« Je suis un jeune volontaire. Je ne peux pas voir une partie de mon pays sous contrôle de +criminels+ et ne pas aller combattre! », déclare Oumar Touré, en référence aux groupes armés dominés par des islamistes qui ont pris le contrôle du vaste Nord entre fin mars et début avril, après deux mois et demi d’attaques contre l’armée.
« Mohamed Ali », un autre « volontaire » surnommé d’après le boxeur américain à cause de son physique impressionnant, bombe le torse et se dit prêt à « faire à la guerre aux ennemis du Mali ».
Au total, ils sont 285 jeunes, dont une trentaine de mineurs mais aucune femme, rassemblés sur un grand terrain nu à Soufouroulaye, une localité à une trentaine de kilomètres au sud-est de la ville Mopti.

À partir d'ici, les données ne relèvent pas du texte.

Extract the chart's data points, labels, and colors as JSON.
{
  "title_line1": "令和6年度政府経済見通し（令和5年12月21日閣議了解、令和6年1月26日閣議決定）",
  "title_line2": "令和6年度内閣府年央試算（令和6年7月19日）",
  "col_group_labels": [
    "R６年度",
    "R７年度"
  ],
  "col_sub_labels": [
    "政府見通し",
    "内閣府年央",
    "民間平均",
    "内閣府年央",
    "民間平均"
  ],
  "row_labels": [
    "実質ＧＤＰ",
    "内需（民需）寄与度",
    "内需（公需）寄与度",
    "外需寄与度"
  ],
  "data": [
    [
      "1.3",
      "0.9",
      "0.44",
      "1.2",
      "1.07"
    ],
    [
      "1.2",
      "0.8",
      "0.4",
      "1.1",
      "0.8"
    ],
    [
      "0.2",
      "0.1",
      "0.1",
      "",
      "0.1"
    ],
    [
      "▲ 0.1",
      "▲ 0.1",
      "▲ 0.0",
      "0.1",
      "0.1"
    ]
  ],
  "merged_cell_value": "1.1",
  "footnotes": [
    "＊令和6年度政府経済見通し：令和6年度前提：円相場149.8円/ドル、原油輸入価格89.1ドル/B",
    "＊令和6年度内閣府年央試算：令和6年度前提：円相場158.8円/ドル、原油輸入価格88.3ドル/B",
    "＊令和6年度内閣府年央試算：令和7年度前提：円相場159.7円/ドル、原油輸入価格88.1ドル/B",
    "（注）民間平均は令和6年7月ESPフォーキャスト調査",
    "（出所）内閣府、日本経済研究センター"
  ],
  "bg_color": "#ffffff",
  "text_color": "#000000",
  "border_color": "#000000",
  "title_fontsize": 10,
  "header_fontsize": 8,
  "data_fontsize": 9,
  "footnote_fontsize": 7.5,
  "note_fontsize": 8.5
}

Ils sont chômeurs, lycéens, étudiants ou fonctionnaires déplacés des zones sous contrôle des islamistes. Certains sont sympathisants ou membres du mouvement d’auto-défense « Ganda Iso », « Le fils du terroir » en langue songhoï parlée majoritairement dans le Nord.
« Un! Deux! Trois! », hurlent-ils en choeur en entamant un exercice de mise en forme. Chacun tente de monter son genou droit vers son menton. Tous sont en tenue civile, certains portent des chaussures en plastique, d’autres sont pieds nus. L’ambiance est plutôt bon enfant.
« On appelle ce camp +la base militaire+. Je suis +le contrôleur général+. J’encadre ces jeunes », explique Oumar Maïga, un militaire de l’armée régulière malienne qui fait office d’instructeur, alors qu’officiellement l’Etat malien ne reconnaît pas ces milices.
« Contribution à la guerre »
D’après Oumar Maïga, muet sur son grade, la formation se déroule en plusieurs phases: « formation morale pour que les jeunes soient aguerris, formation physique, et formation militaire avec exercices tactiques et de tirs ».
Les aspirants à la guerre contre les islamistes « sont disciplinés », soutient-il fièrement. Pour en donner une illustration, il pousse un cri strident et aussitôt les jeunes forment trois figures, un cercle, un triangle et un rectangle.
Les jeunes ont aussi des séances d’apprentissage de tirs à l’arme, une Kalachnikov. Un jeune, gaucher, s’y essaie, tire mais le coup ne part pas. Son arme n’était pas chargée. « Si tu étais devant l’ennemi, tu serais mort », lui dit l’instructeur avant qu’une averse n’interrompe les cours.
En attendant de pouvoir reprendre position sur leur terrain d’entraînement, ils se regroupent dans un hangar qui fait office de cuisine. Leur repas, du riz avec de la sauce cuit dans deux grosses marmites, est préparé par des femmes, elles aussi « volontaires ».
« C’est notre contribution à la guerre. Il faut aider et encourager ces jeunes qui font la fierté de notre pays. Ici, des sympathisants donnent un peu de nourriture pour ces jeunes, d’autres un peu d’argent. Nous, nous participons aussi », affirme une des cuisinières, Awa Samaké, ménagère à Soufouroulaye.
D’autres « volontaires » pour le Nord suivent un entraînement similaire sur un autre site dans la région de Mopti et dans un quartier dans le sud-est de Bamako où ils sont encadrés par d’anciens militaires, d’après une source sécuritaire malienne.
Même s’ils ne sont pas officiellement reconnus, ces miliciens semblent tolérés par les autorités.
Ce « ne sont pas des troupes militaires mais actuellement tous ceux qui veulent défendre la patrie sont les bienvenus », a déclaré une source militaire sous couvert d’anonymat interrogée à Mopti. Pour cette source, ces « volontaires » pour le combat pourraient venir en supplément aux forces maliennes en cas de besoin, voire être intégrés en partie dans l’armée.